El Gobierno de Javier Milei consiguió este jueves un nuevo avance legislativo con la media sanción de la Ley de Inviolabilidad de la Propiedad Privada, un proyecto que introduce modificaciones en los procesos de desalojo, las expropiaciones y los registros de inmuebles.
La iniciativa fue aprobada en general por 37 votos a favor y 33 en contra, luego de casi 12 horas de debate en el Senado. Ahora deberá ser tratada por la Cámara de Diputados, donde el oficialismo buscará convertir en ley.
Uno de los puntos que mayor atención generó está relacionado con los alquileres y la posibilidad de acelerar la recuperación de una propiedad cuando existe falta de pago, finalización del contrato u ocupación ilegítima.
Sin embargo, el proyecto no habilita a los propietarios a desalojar por su cuenta a los inquilinos u ocupantes. La intervención de un juez continúa siendo obligatoria. Lo que cambia es el procedimiento, los plazos y las herramientas que tendrá la Justicia para disponer la restitución de un inmueble.
¿Qué cambia con los desalojos?
El principal cambio es que las acciones de desalojo pasarían a tramitarse mediante un proceso sumarísimo, que es una de las vías más rápidas previstas por la legislación procesal.
La intención del Gobierno es reducir los tiempos que actualmente pueden demandar los juicios para recuperar una propiedad.
De acuerdo con los especialistas citados durante el debate, un proceso que puede extenderse durante un año y medio o dos años podría reducirse a aproximadamente cuatro a seis meses bajo el nuevo esquema.
La reforma modifica el Código Procesal Civil y Comercial de la Nación. Por ese motivo, su aplicación no necesariamente será idéntica en todas las provincias, ya que las jurisdicciones cuentan con sus propias normas procesales.
Falta de pago: cuáles serán los plazos
Otro de los puntos centrales está relacionado con los alquileres impagos. La iniciativa establece que, ante el incumplimiento, el propietario deberá intimar al inquilino para que regularice la situación.

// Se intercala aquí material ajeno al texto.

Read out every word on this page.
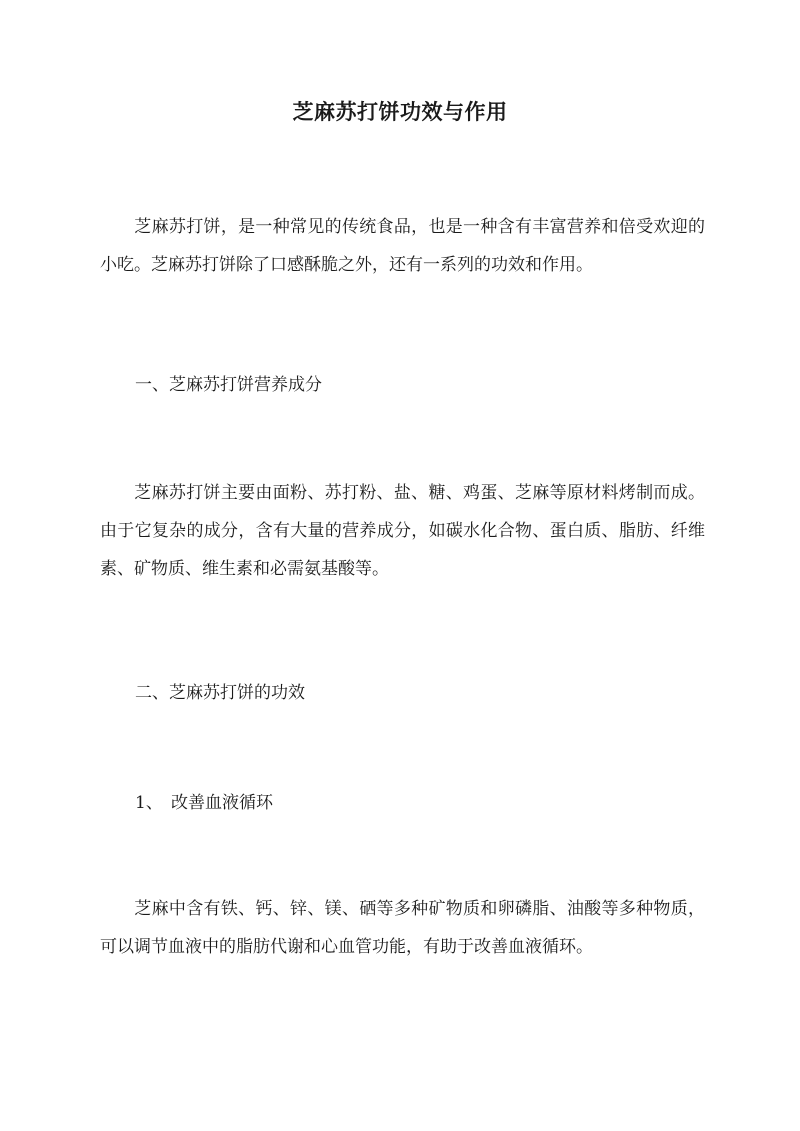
芝麻苏打饼功效与作用
芝麻苏打饼，是一种常见的传统食品，也是一种含有丰富营养和倍受欢迎的小吃。芝麻苏打饼除了口感酥脆之外，还有一系列的功效和作用。
一、芝麻苏打饼营养成分
芝麻苏打饼主要由面粉、苏打粉、盐、糖、鸡蛋、芝麻等原材料烤制而成。由于它复杂的成分，含有大量的营养成分，如碳水化合物、蛋白质、脂肪、纤维素、矿物质、维生素和必需氨基酸等。
二、芝麻苏打饼的功效
1、 改善血液循环
芝麻中含有铁、钙、锌、镁、硒等多种矿物质和卵磷脂、油酸等多种物质，可以调节血液中的脂肪代谢和心血管功能，有助于改善血液循环。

El Senado llevó ese plazo a 10 días, una modificación respecto de la propuesta original del Gobierno, que contemplaba tres días. Una vez vencido ese período sin que la deuda haya sido cancelada, el propietario podrá iniciar la acción judicial correspondiente.
Esto significa que los 10 días no son el plazo total del desalojo. Se trata del período que tiene el inquilino para regularizar la deuda antes de que pueda avanzar el proceso judicial.
Desalojos express: qué cambia para propietarios e inquilinos
¿Qué pasa con las usurpaciones?
El proyecto también contempla un procedimiento específico para los casos en los que el inmueble se encuentre ocupado por intrusos o tenedores precarios.
En esos casos, el juez podrá disponer la entrega inmediata de la propiedad antes de dictar la sentencia definitiva, siempre que considere verosímil el derecho invocado por quien reclama y se presente la correspondiente caución juratoria.
El pedido deberá realizarse una vez notificada oficialmente la demanda y el juez tendrá un plazo de cinco días para resolverlo. El proceso judicial continuará aunque el inmueble haya sido restituido anticipadamente.
Desalojos exprés: qué cambia para propietarios e inquilinos
Los propietarios no podrán rechazar las llaves
La iniciativa también incorpora una modificación que impacta directamente sobre los inquilinos, ya que cuando finaliza el contrato, el propietario no podrá negarse a recibir las llaves con el objetivo de mantener vigente el reclamo por alquileres.
La consignación o entrega fehaciente de las llaves tendrá efectos restitutorios cuando el locador se niegue a recibirlas.
Esto no impide que el propietario pueda reclamar judicialmente las deudas pendientes, pero evita que el inquilino continúe acumulando alquileres únicamente porque el dueño no acepta la devolución del inmueble.